The renal benefits of empagliflozin are consistent regardless of common background medications that alter intrarenal hemodynamics 7:

• ACE inhibitors/ARBs: Risk reductions maintained without increasing acute renal adverse events 7
• Calcium channel blockers: No heterogeneity of treatment effect 7
• Diuretics: Benefits preserved, though volume status should be assessed before initiation 7
• NSAIDs: Renal protection consistent across subgroups 7

Over 99% of participants in the CREDENCE trial were on background ACE inhibitor or ARB therapy, demonstrating that empagliflozin provides additive renal protection 1.
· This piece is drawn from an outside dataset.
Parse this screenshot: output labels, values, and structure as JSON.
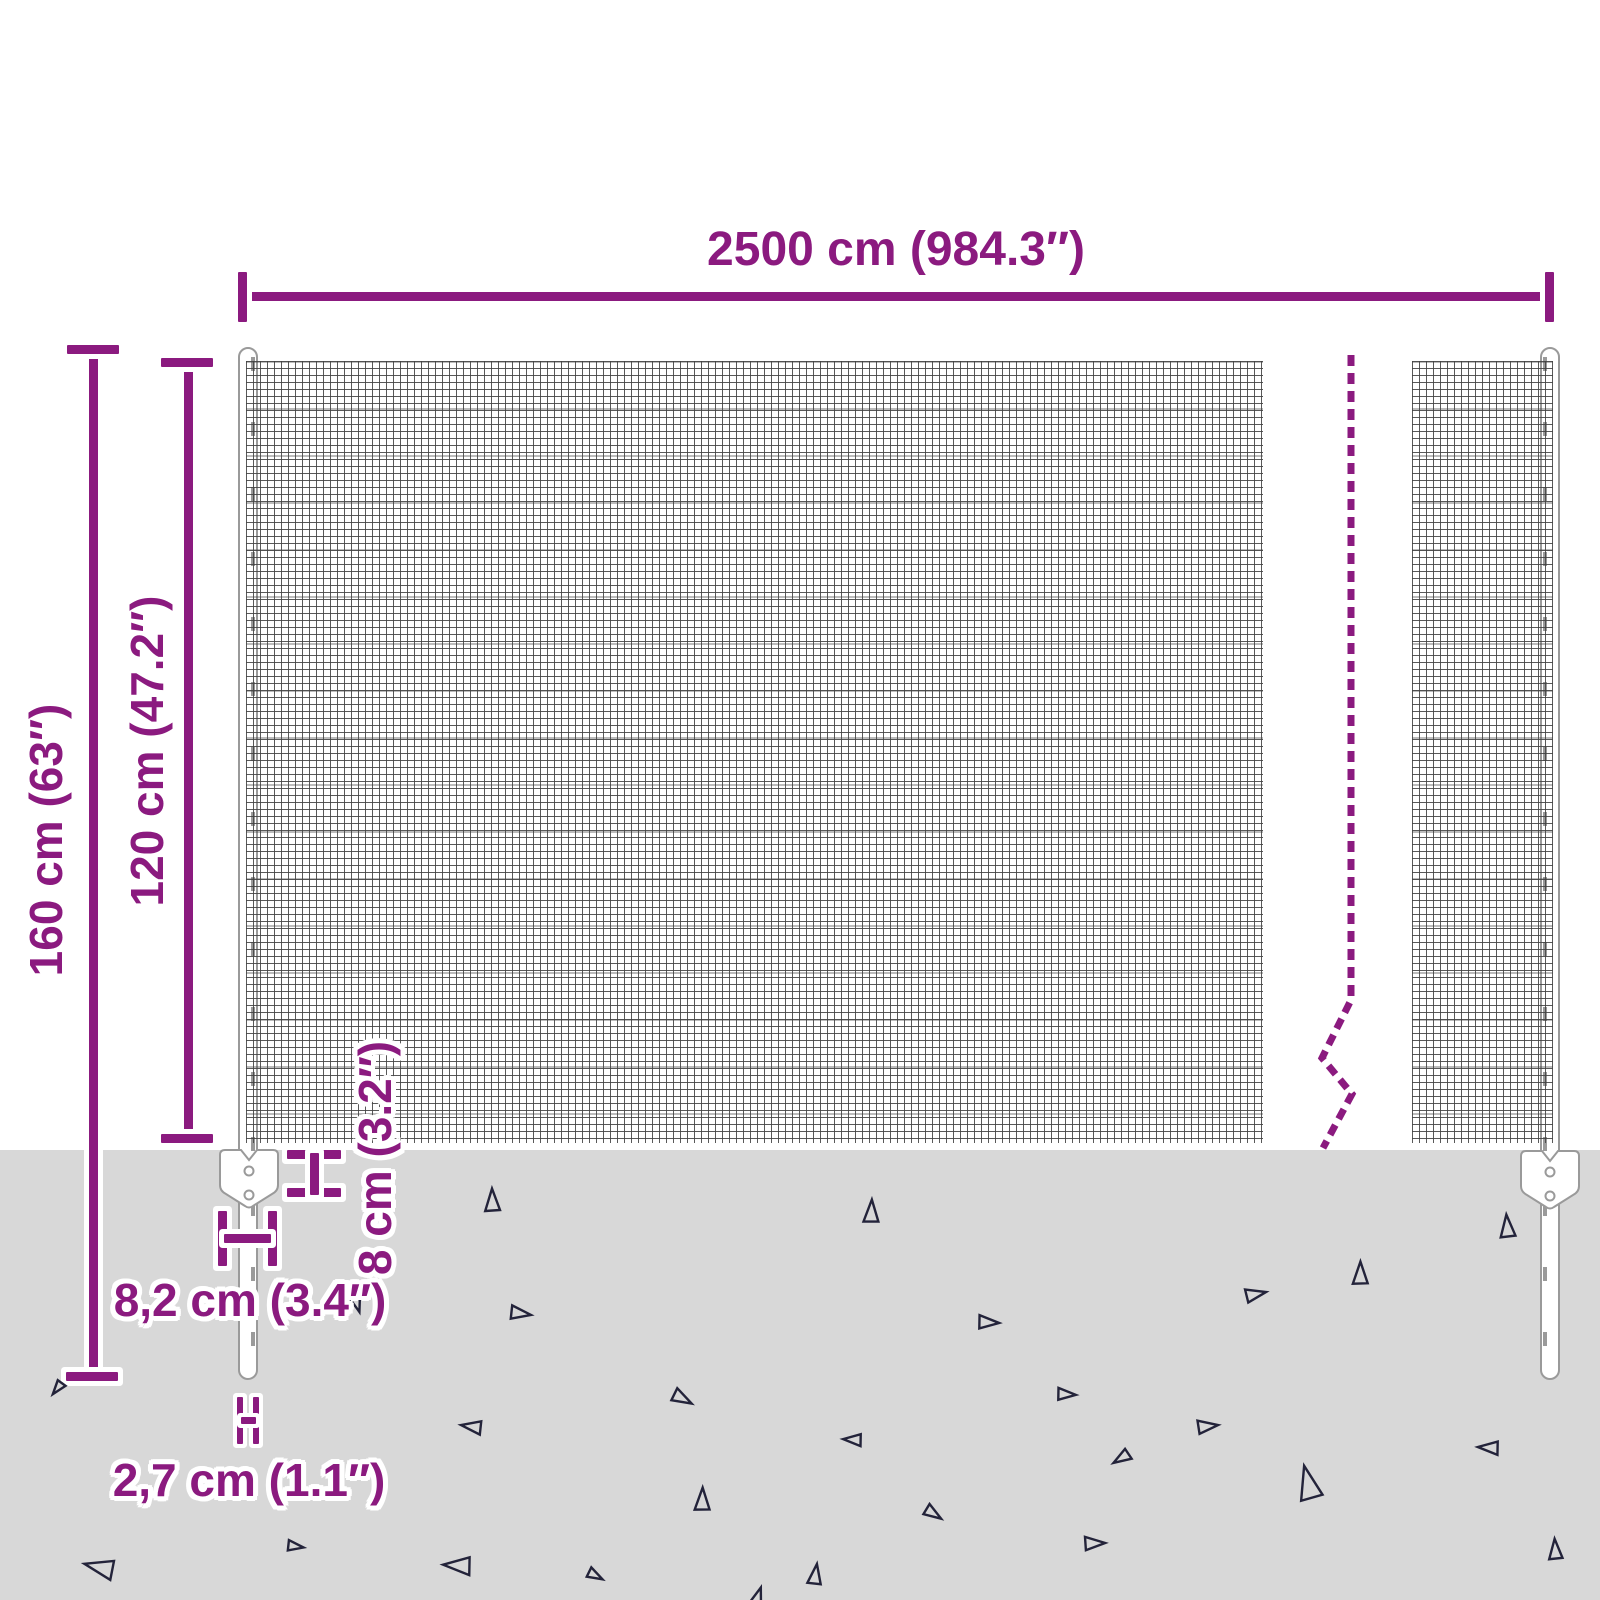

Critical Safety Precautions

Volume depletion risk:

• Assess volume status before starting empagliflozin 2
• Monitor for signs of volume depletion in the first few weeks, particularly in elderly patients or those on diuretics 2

During acute illness:

• Stop empagliflozin during acute illness with reduced food/fluid intake, fever, vomiting, or diarrhea 2
• Maintain at least low-dose insulin in insulin-requiring patients even when empagliflozin is held 2

Euglycemic diabetic ketoacidosis:

• Risk exists particularly in insulin-requiring patients 2
• Educate patients to recognize symptoms even with normal blood glucose levels 2

Genital mycotic infections:

• Daily hygienic measures recommended to reduce risk 2
• More common in patients taking SGLT2 inhibitors 2

Dosing and Administration

The recommended dose is empagliflozin 10 mg once daily in the morning 2:

• No titration required 2
• No dose adjustment needed based on renal function at initiation (as long as eGFR ≥20 mL/min/1.73 m²) 2
• May be administered with or without food 6

Guideline Recommendations

The American Diabetes Association provides Class A, Level 1 recommendations for empagliflozin in patients with type 2 diabetes and CKD 1, 2. The Kidney Disease: Improving Global Outcomes (KDIGO) guidelines support the use of empagliflozin for renal and cardiovascular protection in patients with eGFR ≥20 mL/min/1.73 m², regardless of diabetes status 2.